The horrors are awful and we cannot ignore them. Haraway argues for a way of knowing and being with the natural world that would not ease all these pains but would allow us to maybe exist into the future. Making kin is a solution in that it is a “logical relation” sought not one solely of blood or culture. In fact, she wants us to go beyond the making of people in our lives, the drawing in of others to our spheres. She encourages the making of kin beyond kind, relishing Shakespeare’s pun (161), and this looks like any number of concrete, tactile interactions with one’s world. This isn’t from a “woowoo” attitude to ground oneself, but it is borne of the need to reconnect. The “touch grass” memes on Instagram are not all funny, silly stuff. There is a verisimilitude that so many of us miss and miss out on because of a distinction of ourselves from the earth. The natural aspect of this commentary is so present in the following quote. “I am a compost-ist, not a posthuman-ist: we are all compost, not posthuman” (161). There is room for the spirit in this all I think but Haraway really wants us to understand that we have to touch grass and revive that concrete connection to survive.

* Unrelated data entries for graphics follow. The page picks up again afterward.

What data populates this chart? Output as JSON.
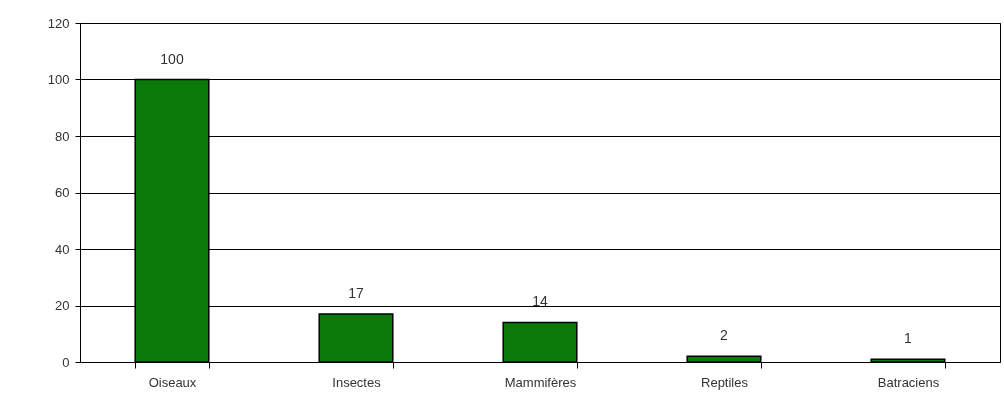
{
  "chart_data": {
    "type": "bar",
    "categories": [
      "Oiseaux",
      "Insectes",
      "Mammifères",
      "Reptiles",
      "Batraciens"
    ],
    "values": [
      100,
      17,
      14,
      2,
      1
    ],
    "color": "#0b7a0b",
    "ylim": [
      0,
      120
    ],
    "yticks": [
      0,
      20,
      40,
      60,
      80,
      100,
      120
    ],
    "grid": "y",
    "data_labels": true
  }
}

All of this is underscored by the presence, existence, and persistence of refugees, those of climate, capitalism, genocide, and so on. I want to wrap up here because her call for making kin means making kin of people unlike yourself. I mean this in the messy way that looks like some hurt white feelings and then some reflection on the part of the white person to not be so thin-skinned or wounded when they are called out for causing strife and pain. We have to learn how to exist in communities of variety because we will depend on it as the century stretches before us and as more folks become the victims of climate change, imperialism, and oligarchy.